Historians like David Arnold demonstrate how British imperialism used the oriental body as a site of violence and subjugation. Being the body-vanquishers, the British state was relentless in incapacitating their subject population through a potpourri of instruments that include text books, legal terminologies, and anthropological humiliations. However, when these soft methods did not bring desired results, they resorted to extreme corporeal violence. It was more so in places like Malabar where the British Raj had met with counter texts, narratives and epistemological resistance, initiated by the agrestic-literati from the Mappila community. When they met with such multivalent soft resistance, the imperial system had turned the whole region into a penal theatre where the bodies of protesting peasants were tortured and piled up.
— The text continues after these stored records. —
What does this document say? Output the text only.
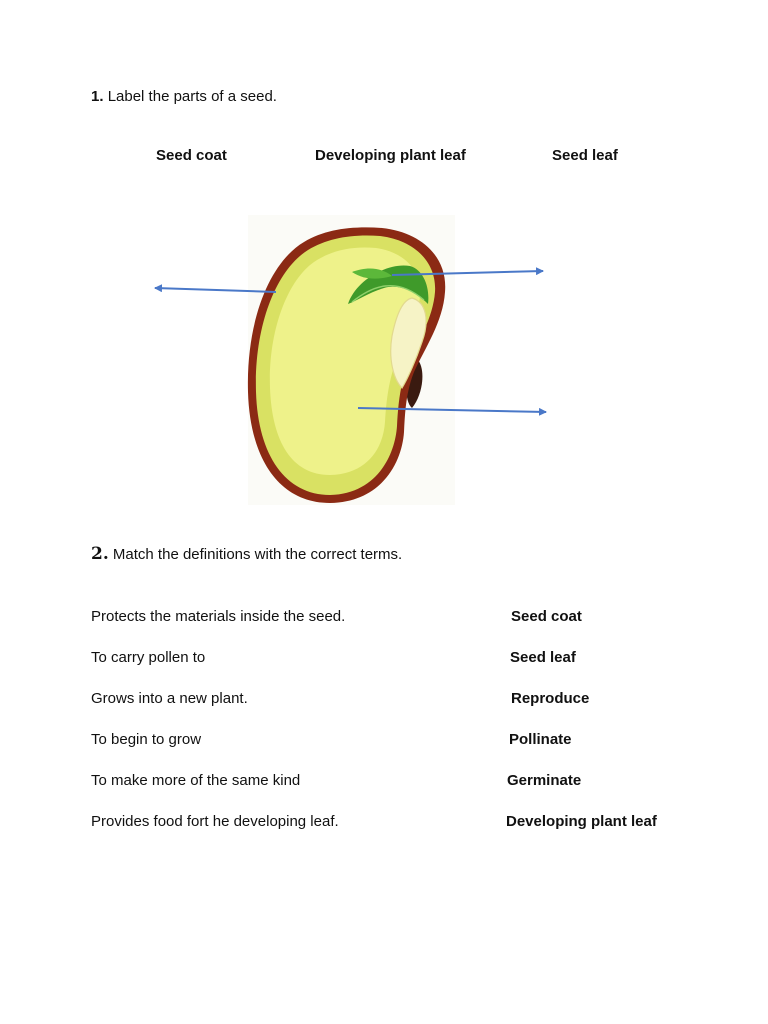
1. Label the parts of a seed.
Seed coat	Developing plant leaf	Seed leaf
2. Match the definitions with the correct terms.
Protects the materials inside the seed.
To carry pollen to
Grows into a new plant.
To begin to grow
To make more of the same kind
Provides food fort he developing leaf.
Seed coat
Seed leaf
Reproduce
Pollinate
Germinate
Developing plant leaf
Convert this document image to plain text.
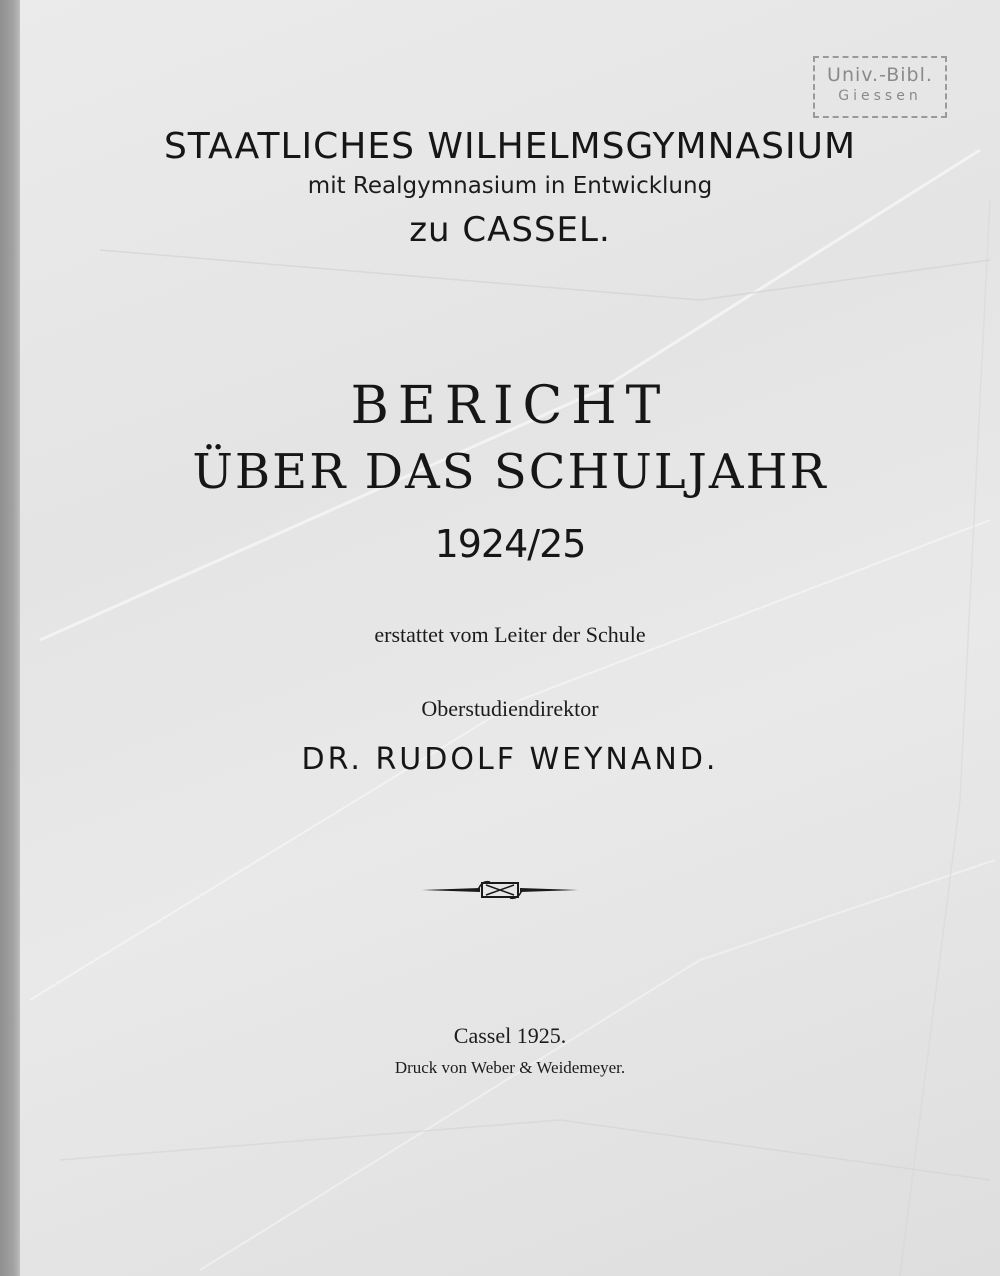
Univ.-Bibl.
Giessen
STAATLICHES WILHELMSGYMNASIUM
mit Realgymnasium in Entwicklung
zu CASSEL.
BERICHT
ÜBER DAS SCHULJAHR
1924/25
erstattet vom Leiter der Schule
Oberstudiendirektor
DR. RUDOLF WEYNAND.
Cassel 1925.
Druck von Weber & Weidemeyer.
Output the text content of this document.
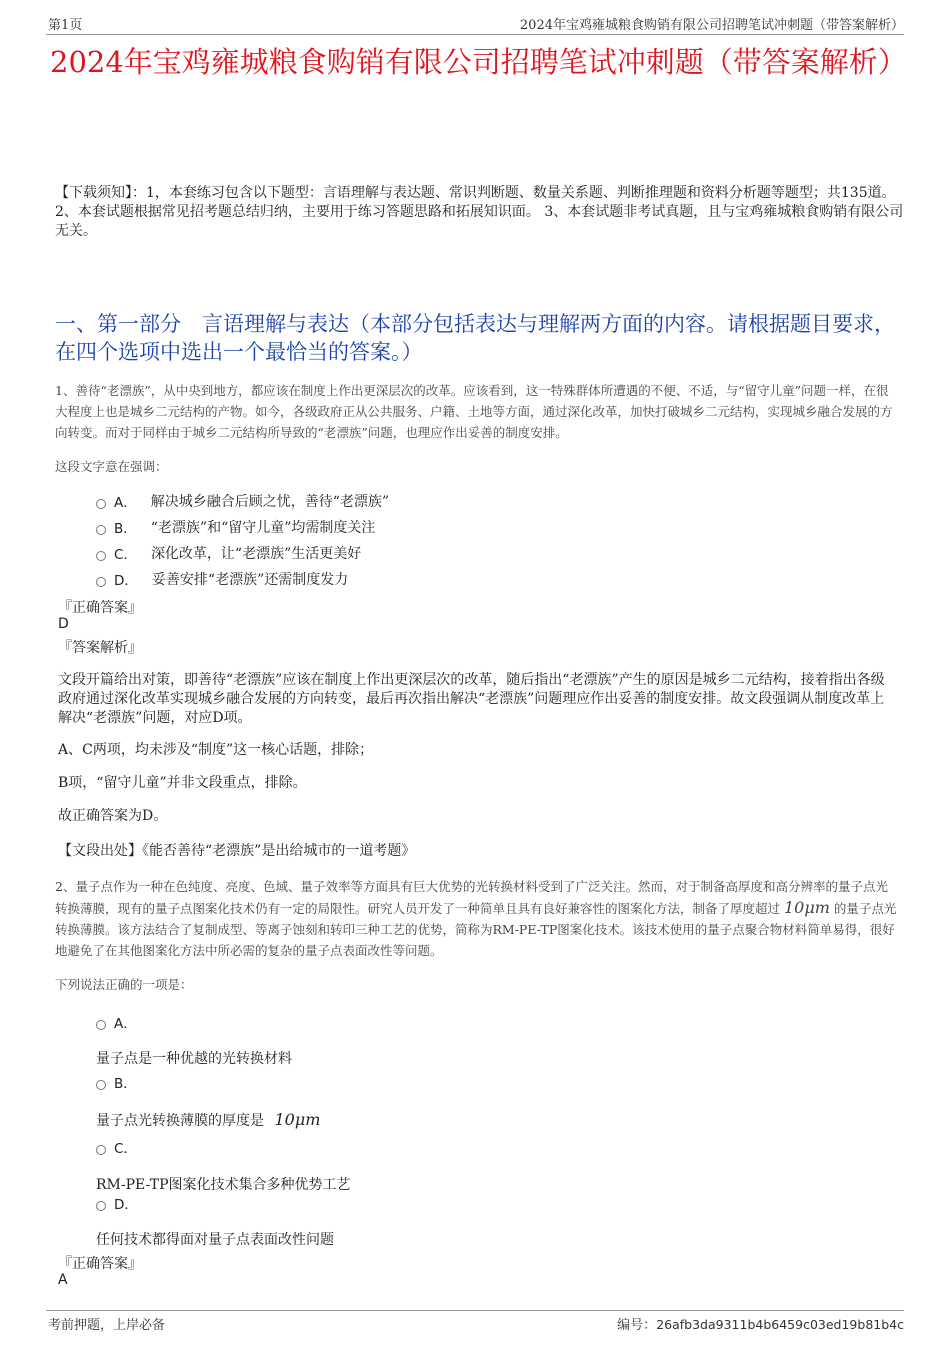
第1页	2024年宝鸡雍城粮食购销有限公司招聘笔试冲刺题（带答案解析）
2024年宝鸡雍城粮食购销有限公司招聘笔试冲刺题（带答案解析）
【下载须知】：1，本套练习包含以下题型：言语理解与表达题、常识判断题、数量关系题、判断推理题和资料分析题等题型；共135道。 2、本套试题根据常见招考题总结归纳，主要用于练习答题思路和拓展知识面。 3、本套试题非考试真题，且与宝鸡雍城粮食购销有限公司无关。
一、第一部分　言语理解与表达（本部分包括表达与理解两方面的内容。请根据题目要求，在四个选项中选出一个最恰当的答案。）
1、善待“老漂族”，从中央到地方，都应该在制度上作出更深层次的改革。应该看到，这一特殊群体所遭遇的不便、不适，与“留守儿童”问题一样，在很大程度上也是城乡二元结构的产物。如今，各级政府正从公共服务、户籍、土地等方面，通过深化改革，加快打破城乡二元结构，实现城乡融合发展的方向转变。而对于同样由于城乡二元结构所导致的“老漂族”问题，也理应作出妥善的制度安排。
这段文字意在强调：
A． 解决城乡融合后顾之忧，善待“老漂族”
B． “老漂族”和“留守儿童”均需制度关注
C． 深化改革，让“老漂族”生活更美好
D． 妥善安排“老漂族”还需制度发力
『正确答案』
D
『答案解析』
文段开篇给出对策，即善待“老漂族”应该在制度上作出更深层次的改革，随后指出“老漂族”产生的原因是城乡二元结构，接着指出各级政府通过深化改革实现城乡融合发展的方向转变，最后再次指出解决“老漂族”问题理应作出妥善的制度安排。故文段强调从制度改革上解决“老漂族”问题，对应D项。
A、C两项，均未涉及“制度”这一核心话题，排除；
B项，“留守儿童”并非文段重点，排除。
故正确答案为D。
【文段出处】《能否善待“老漂族”是出给城市的一道考题》
2、量子点作为一种在色纯度、亮度、色域、量子效率等方面具有巨大优势的光转换材料受到了广泛关注。然而，对于制备高厚度和高分辨率的量子点光转换薄膜，现有的量子点图案化技术仍有一定的局限性。研究人员开发了一种简单且具有良好兼容性的图案化方法，制备了厚度超过 10μm 的量子点光转换薄膜。该方法结合了复制成型、等离子蚀刻和转印三种工艺的优势，简称为RM-PE-TP图案化技术。该技术使用的量子点聚合物材料简单易得，很好地避免了在其他图案化方法中所必需的复杂的量子点表面改性等问题。
下列说法正确的一项是：
A．
量子点是一种优越的光转换材料
B．
量子点光转换薄膜的厚度是 10μm
C．
RM-PE-TP图案化技术集合多种优势工艺
D．
任何技术都得面对量子点表面改性问题
『正确答案』
A
考前押题，上岸必备	编号：26afb3da9311b4b6459c03ed19b81b4c
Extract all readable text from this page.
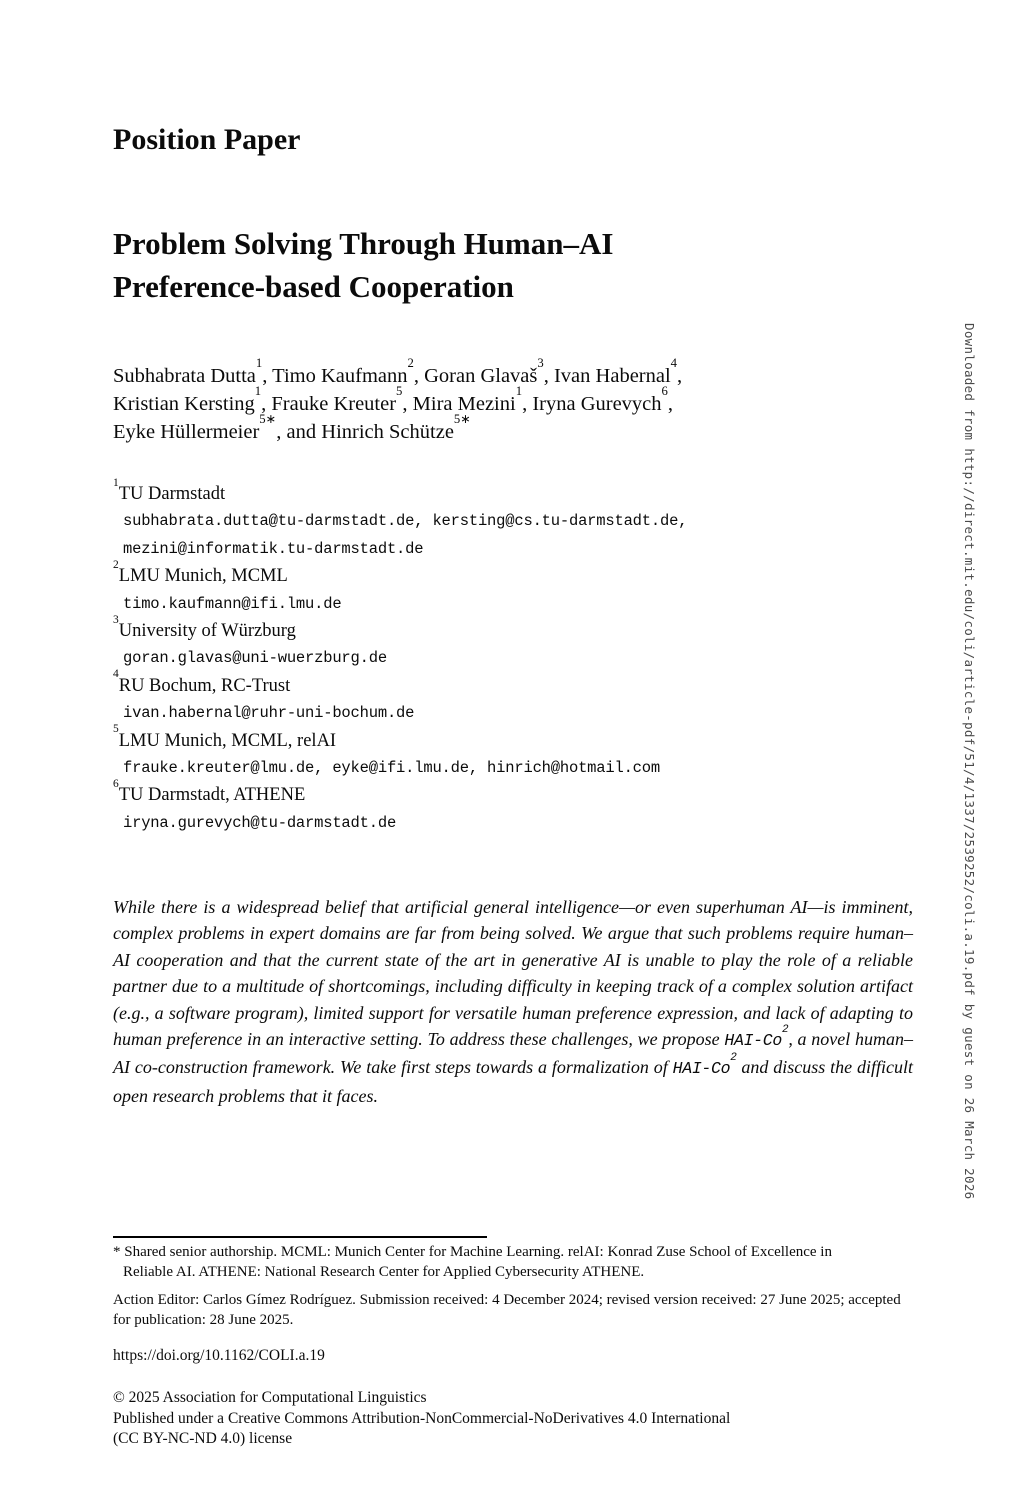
Position Paper
Problem Solving Through Human–AI
Preference-based Cooperation
Subhabrata Dutta$^1$, Timo Kaufmann$^2$, Goran Glavaš$^3$, Ivan Habernal$^4$,
Kristian Kersting$^1$, Frauke Kreuter$^5$, Mira Mezini$^1$, Iryna Gurevych$^6$,
Eyke Hüllermeier$^{5∗}$, and Hinrich Schütze$^{5∗}$
$^1$TU Darmstadt
subhabrata.dutta@tu-darmstadt.de, kersting@cs.tu-darmstadt.de,
mezini@informatik.tu-darmstadt.de
$^2$LMU Munich, MCML
timo.kaufmann@ifi.lmu.de
$^3$University of Würzburg
goran.glavas@uni-wuerzburg.de
$^4$RU Bochum, RC-Trust
ivan.habernal@ruhr-uni-bochum.de
$^5$LMU Munich, MCML, relAI
frauke.kreuter@lmu.de, eyke@ifi.lmu.de, hinrich@hotmail.com
$^6$TU Darmstadt, ATHENE
iryna.gurevych@tu-darmstadt.de

While there is a widespread belief that artificial general intelligence—or even superhuman AI—is imminent, complex problems in expert domains are far from being solved. We argue that such problems require human–AI cooperation and that the current state of the art in generative AI is unable to play the role of a reliable partner due to a multitude of shortcomings, including difficulty in keeping track of a complex solution artifact (e.g., a software program), limited support for versatile human preference expression, and lack of adapting to human preference in an interactive setting. To address these challenges, we propose HAI-Co$^2$, a novel human–AI co-construction framework. We take first steps towards a formalization of HAI-Co$^2$ and discuss the difficult open research problems that it faces.

* Shared senior authorship. MCML: Munich Center for Machine Learning. relAI: Konrad Zuse School of Excellence in Reliable AI. ATHENE: National Research Center for Applied Cybersecurity ATHENE.
Action Editor: Carlos Gímez Rodríguez. Submission received: 4 December 2024; revised version received: 27 June 2025; accepted for publication: 28 June 2025.
https://doi.org/10.1162/COLI.a.19
© 2025 Association for Computational Linguistics
Published under a Creative Commons Attribution-NonCommercial-NoDerivatives 4.0 International
(CC BY-NC-ND 4.0) license
Downloaded from http://direct.mit.edu/coli/article-pdf/51/4/1337/2539252/coli.a.19.pdf by guest on 26 March 2026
In 1921, with the Wagon Massacre, the British made a calculated design to communicate to these peasants and their leaders that the British raj still had complete control over their body.
Thus, the massacre on the penal Wagon-1711, which carried the peasant prisoners to a remote jail in Tamil Nadu, cannot be taken as an imperial anomaly. It was rather an unapologetic continuum of the colonial penal violence across south Asia. Also, it was a continuation of death by suffocation/asphyxia method that the colonial regimes had put into practice, from southern America to Africa to Asia, since the 16th century. In the 19th century, the French colonial state had systematised such murders after facing serious native resistance in their colonies, and many ethnic tribes were wiped out under their notorious army leaders like Thomas Robert Bugeaud. Memoirs of prison inmates in colonial south Asia also suggest that the British empire in India designed asphyxial cells in their prisons and forts for solitary confinement in the twentieth century.
Therefore, the aforementioned sealed wagon can be taken as part of a time-tested imperial penal method, conceived to punish the disorderly subalterns from Malabar which emerged as the biggest resistance habitus in south India. Those peasant-prisoners had to fight with each other for breath, air, water and foot space. On this wagon, survival had become their only motive which left them with no option but snatch it from the other prisoner who could be his friend or brother. Imperial viciousness ensured that each prisoner had turned a potential murderer out of compulsion. Thus, the British empire ensured that each peasant on this wagon would die either in suffocation or live in a perpetual guilt of being a murderer. Hitchcock, who can be rightly called the ‘butcher of Podanur’, conceived of the Wagon-1711 as a moving spectacle of imperial might through mass asphyxia.
In short, the wagon massacre of 1921 was a calculated execution of a penal agenda which an asphyxial empire had designed to contain the expanding networks of popular dissent in Malabar. The cruelty involved in it was an extension of the British racial sensibility which found no ethical issues with mass suffocations and murder. To argue after Frantz Fanon, the resistance philosopher from Martinique, the crushing of the Malabar rebellion, its asphyxiation and the deaths through exhaustion were all part of a mad dream that the British imperial regime continued to have in Malabar in the early 20th century.
(The writer is an assistant professor with Delhi University.)